The 4th generation topical corticosteroids (TCS) have demonstrated a most favorablerisk-benefit ratio. Methylprednisolone aceponate (MPA) is a non-halogenated corticosteroid with a methyl group at C6, which confers higher intrinsic activity. MPA is included in the group of potent TCS (category III/IV).

METHODS

A literature review is carried out of the clinical efficacy, pharmacokinetics, and adverse effects of MPA, especially for the treatment of atopic dermatitis (AD).

RESULTS

Several clinical studies support the use of MPA in infants and children, with minimal local or systemic adverse effects reported. The pharmacokinetic profile and the low rate of adverse effects of MPA are most suitable for the treatment of atopic dermatitis (AD), a chronic disease with frequent flaring that can involve extensive areas of the skin.

CONCLUSIONS

Most patients with AD can be easily brought into control with the use of only TCS. Achieving a complete healing of eczema is key in AD, and once the skin is clinically healthy, emollients can be used according to the physician and patient preferences.
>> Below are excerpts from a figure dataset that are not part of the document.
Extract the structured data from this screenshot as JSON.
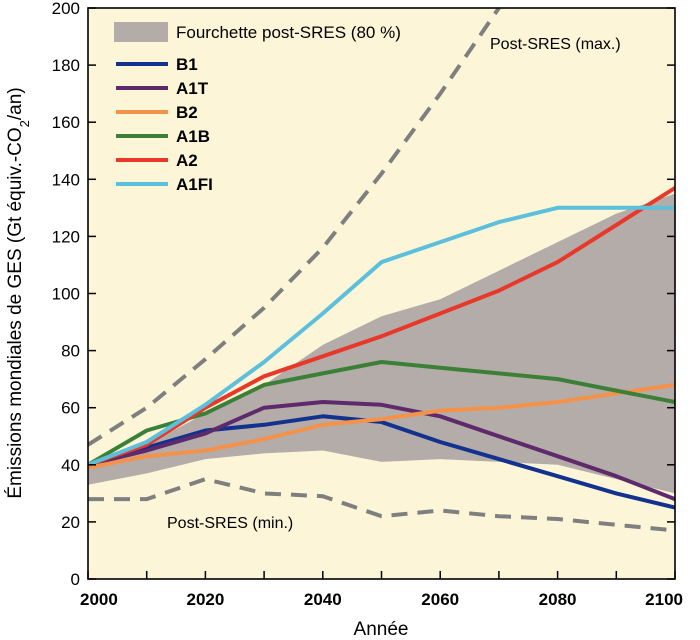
{
  "chart_data": {
    "type": "line",
    "xlabel": "Année",
    "ylabel": "Émissions mondiales de GES (Gt équiv.-CO",
    "ylabel_sub": "2",
    "ylabel_end": "/an)",
    "xlim": [
      2000,
      2100
    ],
    "ylim": [
      0,
      200
    ],
    "x_ticks": [
      "2000",
      "2020",
      "2040",
      "2060",
      "2080",
      "2100"
    ],
    "x_tick_values": [
      2000,
      2020,
      2040,
      2060,
      2080,
      2100
    ],
    "y_ticks": [
      "0",
      "20",
      "40",
      "60",
      "80",
      "100",
      "120",
      "140",
      "160",
      "180",
      "200"
    ],
    "y_tick_values": [
      0,
      20,
      40,
      60,
      80,
      100,
      120,
      140,
      160,
      180,
      200
    ],
    "grid": false,
    "legend_position": "top-left",
    "band": {
      "name": "Fourchette post-SRES (80 %)",
      "color": "#b3aca8",
      "x": [
        2000,
        2010,
        2020,
        2030,
        2040,
        2050,
        2060,
        2070,
        2080,
        2090,
        2100
      ],
      "upper": [
        40,
        47,
        58,
        68,
        82,
        92,
        98,
        108,
        118,
        128,
        135
      ],
      "lower": [
        33,
        37,
        42,
        44,
        45,
        41,
        42,
        41,
        40,
        35,
        30
      ]
    },
    "series": [
      {
        "name": "B1",
        "color": "#13318f",
        "x": [
          2000,
          2010,
          2020,
          2030,
          2040,
          2050,
          2060,
          2070,
          2080,
          2090,
          2100
        ],
        "values": [
          40,
          46,
          52,
          54,
          57,
          55,
          48,
          42,
          36,
          30,
          25
        ]
      },
      {
        "name": "A1T",
        "color": "#5e2a6b",
        "x": [
          2000,
          2010,
          2020,
          2030,
          2040,
          2050,
          2060,
          2070,
          2080,
          2090,
          2100
        ],
        "values": [
          40,
          45,
          51,
          60,
          62,
          61,
          57,
          50,
          43,
          36,
          28
        ]
      },
      {
        "name": "B2",
        "color": "#f5924a",
        "x": [
          2000,
          2010,
          2020,
          2030,
          2040,
          2050,
          2060,
          2070,
          2080,
          2090,
          2100
        ],
        "values": [
          39,
          43,
          45,
          49,
          54,
          56,
          59,
          60,
          62,
          65,
          68
        ]
      },
      {
        "name": "A1B",
        "color": "#3c8038",
        "x": [
          2000,
          2010,
          2020,
          2030,
          2040,
          2050,
          2060,
          2070,
          2080,
          2090,
          2100
        ],
        "values": [
          40,
          52,
          58,
          68,
          72,
          76,
          74,
          72,
          70,
          66,
          62
        ]
      },
      {
        "name": "A2",
        "color": "#e8382a",
        "x": [
          2000,
          2010,
          2020,
          2030,
          2040,
          2050,
          2060,
          2070,
          2080,
          2090,
          2100
        ],
        "values": [
          40,
          47,
          60,
          71,
          78,
          85,
          93,
          101,
          111,
          124,
          137
        ]
      },
      {
        "name": "A1FI",
        "color": "#5cbfdc",
        "x": [
          2000,
          2010,
          2020,
          2030,
          2040,
          2050,
          2060,
          2070,
          2080,
          2090,
          2100
        ],
        "values": [
          40,
          48,
          61,
          76,
          93,
          111,
          118,
          125,
          130,
          130,
          130
        ]
      }
    ],
    "dashed_lines": [
      {
        "label": "Post-SRES (max.)",
        "color": "#7f7f7f",
        "x": [
          2000,
          2010,
          2020,
          2030,
          2040,
          2050,
          2060,
          2070
        ],
        "values": [
          47,
          60,
          77,
          95,
          116,
          142,
          170,
          200
        ]
      },
      {
        "label": "Post-SRES (min.)",
        "color": "#7f7f7f",
        "x": [
          2000,
          2010,
          2020,
          2030,
          2040,
          2050,
          2060,
          2070,
          2080,
          2090,
          2100
        ],
        "values": [
          28,
          28,
          35,
          30,
          29,
          22,
          24,
          22,
          21,
          19,
          17
        ]
      }
    ]
  },
  "colors": {
    "plot_background": "#fcf5d8",
    "axis": "#000000"
  }
}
Physicians should be trained in the recognition of early or subtle manifestations of active eczema that are most suitably treated with topical TCS to achieve a most rapid and satisfactory control of the disease. If the whole area with eczema is not treated, active eczema will remain and treatment will be ineffective. Insufficient use of TCS will lead to inefficiency and frustration.